Cette semaine marque par ailleurs le rassemblement annuel de la société civile d’un autre organisme pour la transparence au sein des gouvernements : la « semaine de l’OpenGov » du Partenariat pour un gouvernement ouvert (PGO). « La lutte contre la corruption » et « la protection de l’espace civique » font partie des thèmes abordés cette année. Les crises au Niger et dans d’autres pays illustrent clairement à quel point ces objectifs sont essentiels.
Des pays très disparates – l’Azerbaïdjan (qui a également emprisonné des activistes et des journalistes, et fait fermer les médias), le Niger, et l’actuelle administration des États-Unis – ont quitté l’ITIE l’année dernière après la remise en question de leur engagement.
Au Mexique, les groupes de la société civile ont quitté collectivement le processus du PGO l’an dernier, faisant valoir que leur gouvernement n’honore pas ses engagements.
L’année dernière également, en septembre, le gouvernement de la Tanzanie s’est retiré du PGO, tout en créant un climat extrêmement difficile pour la société civile.

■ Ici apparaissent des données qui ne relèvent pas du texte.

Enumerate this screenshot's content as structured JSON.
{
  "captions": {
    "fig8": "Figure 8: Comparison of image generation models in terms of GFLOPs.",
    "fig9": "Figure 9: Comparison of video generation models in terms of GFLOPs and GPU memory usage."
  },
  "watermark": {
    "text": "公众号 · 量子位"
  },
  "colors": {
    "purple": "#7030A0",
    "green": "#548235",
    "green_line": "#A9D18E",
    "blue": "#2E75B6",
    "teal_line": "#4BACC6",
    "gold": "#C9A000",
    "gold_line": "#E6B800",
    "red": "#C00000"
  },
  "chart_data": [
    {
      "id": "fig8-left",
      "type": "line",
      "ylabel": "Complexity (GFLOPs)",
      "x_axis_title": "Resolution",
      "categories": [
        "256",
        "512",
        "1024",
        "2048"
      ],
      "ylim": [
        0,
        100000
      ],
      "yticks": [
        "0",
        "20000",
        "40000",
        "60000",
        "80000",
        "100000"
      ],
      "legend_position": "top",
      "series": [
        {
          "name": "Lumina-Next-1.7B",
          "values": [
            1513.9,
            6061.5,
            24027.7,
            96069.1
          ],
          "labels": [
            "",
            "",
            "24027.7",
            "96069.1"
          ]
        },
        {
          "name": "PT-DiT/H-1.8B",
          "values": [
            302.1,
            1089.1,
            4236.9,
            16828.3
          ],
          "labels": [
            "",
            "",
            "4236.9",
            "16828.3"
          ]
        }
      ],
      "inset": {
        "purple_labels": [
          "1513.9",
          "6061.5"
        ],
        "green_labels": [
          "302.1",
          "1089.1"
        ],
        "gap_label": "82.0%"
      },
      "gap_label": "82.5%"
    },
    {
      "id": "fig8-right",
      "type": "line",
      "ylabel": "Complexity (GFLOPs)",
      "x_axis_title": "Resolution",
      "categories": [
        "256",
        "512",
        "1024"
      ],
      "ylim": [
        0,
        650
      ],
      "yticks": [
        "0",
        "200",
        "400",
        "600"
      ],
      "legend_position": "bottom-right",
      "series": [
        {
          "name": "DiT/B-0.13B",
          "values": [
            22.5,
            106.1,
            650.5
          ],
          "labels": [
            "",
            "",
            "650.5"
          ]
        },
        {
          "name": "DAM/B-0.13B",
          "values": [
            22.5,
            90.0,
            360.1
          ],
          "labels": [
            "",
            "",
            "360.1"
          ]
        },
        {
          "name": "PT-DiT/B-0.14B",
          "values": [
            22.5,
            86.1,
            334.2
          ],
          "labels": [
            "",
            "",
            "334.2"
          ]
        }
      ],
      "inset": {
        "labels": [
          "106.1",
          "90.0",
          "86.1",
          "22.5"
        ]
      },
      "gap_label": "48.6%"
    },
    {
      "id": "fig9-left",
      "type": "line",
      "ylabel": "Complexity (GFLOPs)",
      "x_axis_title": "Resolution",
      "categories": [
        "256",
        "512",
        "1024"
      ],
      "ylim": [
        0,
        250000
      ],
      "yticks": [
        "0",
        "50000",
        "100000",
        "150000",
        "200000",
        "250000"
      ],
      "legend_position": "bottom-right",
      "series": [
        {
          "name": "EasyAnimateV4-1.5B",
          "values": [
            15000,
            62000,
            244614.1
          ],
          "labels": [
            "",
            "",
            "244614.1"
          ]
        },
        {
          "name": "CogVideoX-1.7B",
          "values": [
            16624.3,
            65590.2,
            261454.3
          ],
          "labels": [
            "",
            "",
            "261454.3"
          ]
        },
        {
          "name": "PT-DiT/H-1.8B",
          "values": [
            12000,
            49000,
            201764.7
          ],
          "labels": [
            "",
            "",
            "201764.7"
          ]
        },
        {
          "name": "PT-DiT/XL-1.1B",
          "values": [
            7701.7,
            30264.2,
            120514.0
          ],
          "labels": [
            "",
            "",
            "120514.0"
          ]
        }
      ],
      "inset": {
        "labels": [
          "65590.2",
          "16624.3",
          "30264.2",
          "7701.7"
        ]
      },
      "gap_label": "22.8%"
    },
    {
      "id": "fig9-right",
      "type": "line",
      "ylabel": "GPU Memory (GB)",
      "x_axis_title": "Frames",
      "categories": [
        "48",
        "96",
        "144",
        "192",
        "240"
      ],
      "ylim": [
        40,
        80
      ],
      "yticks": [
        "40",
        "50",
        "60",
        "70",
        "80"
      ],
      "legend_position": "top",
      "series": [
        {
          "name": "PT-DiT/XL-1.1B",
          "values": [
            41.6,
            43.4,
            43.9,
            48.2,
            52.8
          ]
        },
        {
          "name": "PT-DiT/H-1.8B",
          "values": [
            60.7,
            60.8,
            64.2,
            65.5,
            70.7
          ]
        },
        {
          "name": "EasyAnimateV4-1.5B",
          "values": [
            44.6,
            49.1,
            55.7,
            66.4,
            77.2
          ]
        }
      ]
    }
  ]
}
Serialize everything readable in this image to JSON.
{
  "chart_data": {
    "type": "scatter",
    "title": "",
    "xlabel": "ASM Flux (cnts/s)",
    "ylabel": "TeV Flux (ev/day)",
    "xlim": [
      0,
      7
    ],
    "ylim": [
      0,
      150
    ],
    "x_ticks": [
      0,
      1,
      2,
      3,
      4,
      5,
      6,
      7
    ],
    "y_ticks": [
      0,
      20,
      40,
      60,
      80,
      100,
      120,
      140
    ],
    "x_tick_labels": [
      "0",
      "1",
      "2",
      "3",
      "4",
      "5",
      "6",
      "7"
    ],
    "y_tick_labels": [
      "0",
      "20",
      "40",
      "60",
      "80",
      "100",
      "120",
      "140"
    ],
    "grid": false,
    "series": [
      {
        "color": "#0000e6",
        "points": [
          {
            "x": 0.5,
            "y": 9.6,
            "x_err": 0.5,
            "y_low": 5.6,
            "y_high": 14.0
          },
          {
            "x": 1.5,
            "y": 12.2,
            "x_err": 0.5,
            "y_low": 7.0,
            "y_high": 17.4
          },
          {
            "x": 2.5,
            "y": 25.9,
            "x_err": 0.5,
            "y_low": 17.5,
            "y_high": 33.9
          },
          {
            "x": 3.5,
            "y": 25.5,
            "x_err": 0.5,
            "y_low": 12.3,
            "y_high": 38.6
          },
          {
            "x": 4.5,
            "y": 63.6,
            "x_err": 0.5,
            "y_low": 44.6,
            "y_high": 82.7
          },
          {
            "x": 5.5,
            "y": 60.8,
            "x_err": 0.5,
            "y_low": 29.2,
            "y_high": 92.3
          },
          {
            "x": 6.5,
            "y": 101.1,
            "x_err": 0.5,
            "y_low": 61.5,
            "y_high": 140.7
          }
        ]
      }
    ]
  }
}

Aux Philippines, le gouvernement a publié une « liste des organisations terroristes » qui inclut un certain nombre de militants et de dirigeants autochtones. Ces dirigeants sont connus pour s’être impliqués dans de nombreuses campagnes protestant des sites d’exploitation minière. Le président des Philippines, Rodrigo Duterte, a également prévenu les journalistes qu’ils « ne sont pas sans menaces d’assassinat ».
Cette menace ne présage rien de bon. La liberté de la presse et la sécurité des journalistes sont marqué par une grave crise alors que l’espace civique continue à s’éroder. L’héroïque journaliste maltaise, Daphne Caruana Galizia, a été assassinée lors d’un attentat à la bombe visant sa voiture l’année dernière après avoir découvert un vaste réseau de corruption impliquant des fonctionnaires maltais et azéris. Reporters sans frontières note une hausse des actes hostiles à l’encontre de la presse et d’innombrables manœuvres destinées à faire pression sur ces acteurs.

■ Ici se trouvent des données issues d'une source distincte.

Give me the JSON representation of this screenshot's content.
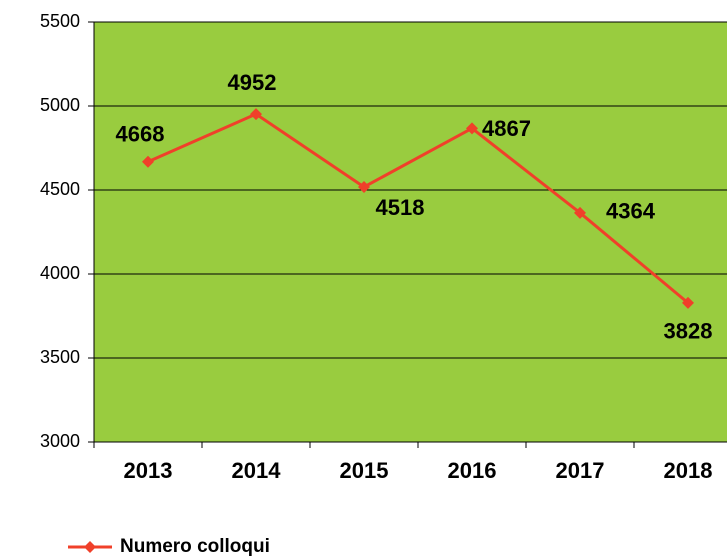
{
  "chart_data": {
    "type": "line",
    "categories": [
      "2013",
      "2014",
      "2015",
      "2016",
      "2017",
      "2018"
    ],
    "series": [
      {
        "name": "Numero colloqui",
        "color": "#f0402a",
        "values": [
          4668,
          4952,
          4518,
          4867,
          4364,
          3828
        ]
      }
    ],
    "ylim": [
      3000,
      5500
    ],
    "yticks": [
      3000,
      3500,
      4000,
      4500,
      5000,
      5500
    ],
    "grid": true,
    "background": "#99cc3f",
    "legend": "bottom-left"
  }
}
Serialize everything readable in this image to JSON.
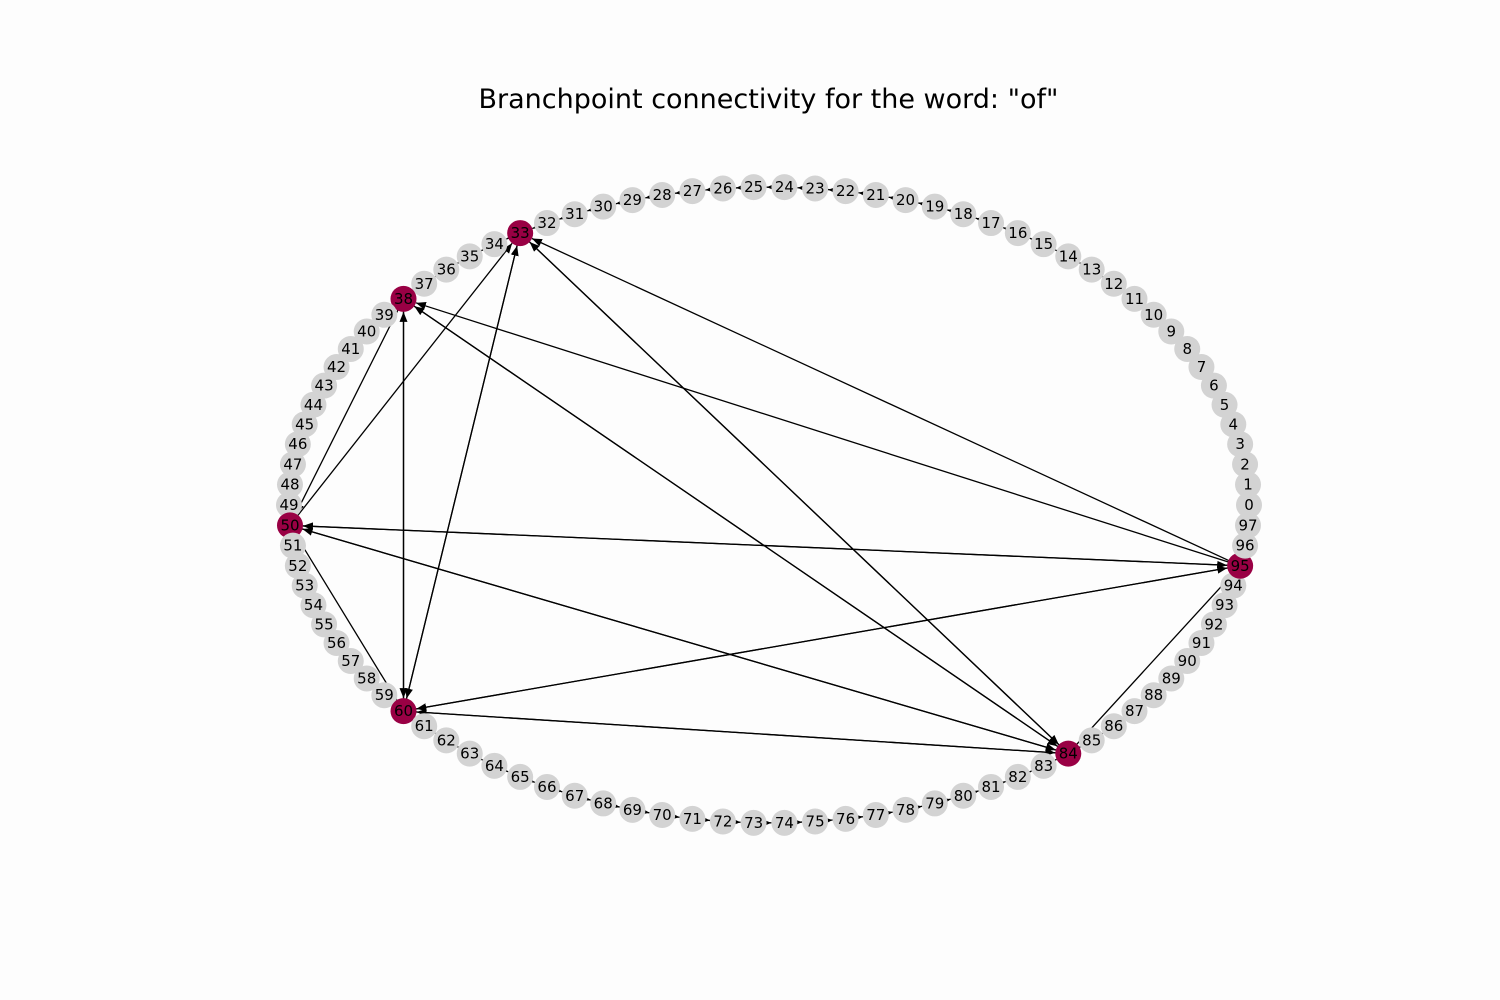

Et le mois dernier, encore au Niger, le journaliste de télévision Baba Alpha a été emprisonné, séparé de sa famille, déchu de sa citoyenneté et exilé de force au Mali : seulement pour avoir fait son travail.
De toute évidence, des discussions urgentes sont nécessaires au sein de l’ITIE et du PGO, si leur mandat doit trouver un écho là où les activistes en ont le plus besoin.
Mais aujourd’hui, j’ai un appel pressant à formuler. Le Niger doit libérer Ali et ses compatriotes.
Le gouvernement du Niger est en train de violer les droits humains. Et en dissimulant ses transactions d’uranium de manière suspecte, le gouvernement nuit aux chances de prospérité et d’opportunités pour ses citoyens et à la campagne mondiale pour un secteur pétrolier, gazier et minier exempt de toute corruption.
Les dirigeants du Niger perdent en crédibilité sur tous les plans. Les habitants du pays – et le monde dans son ensemble – s’appauvrissent en conséquence.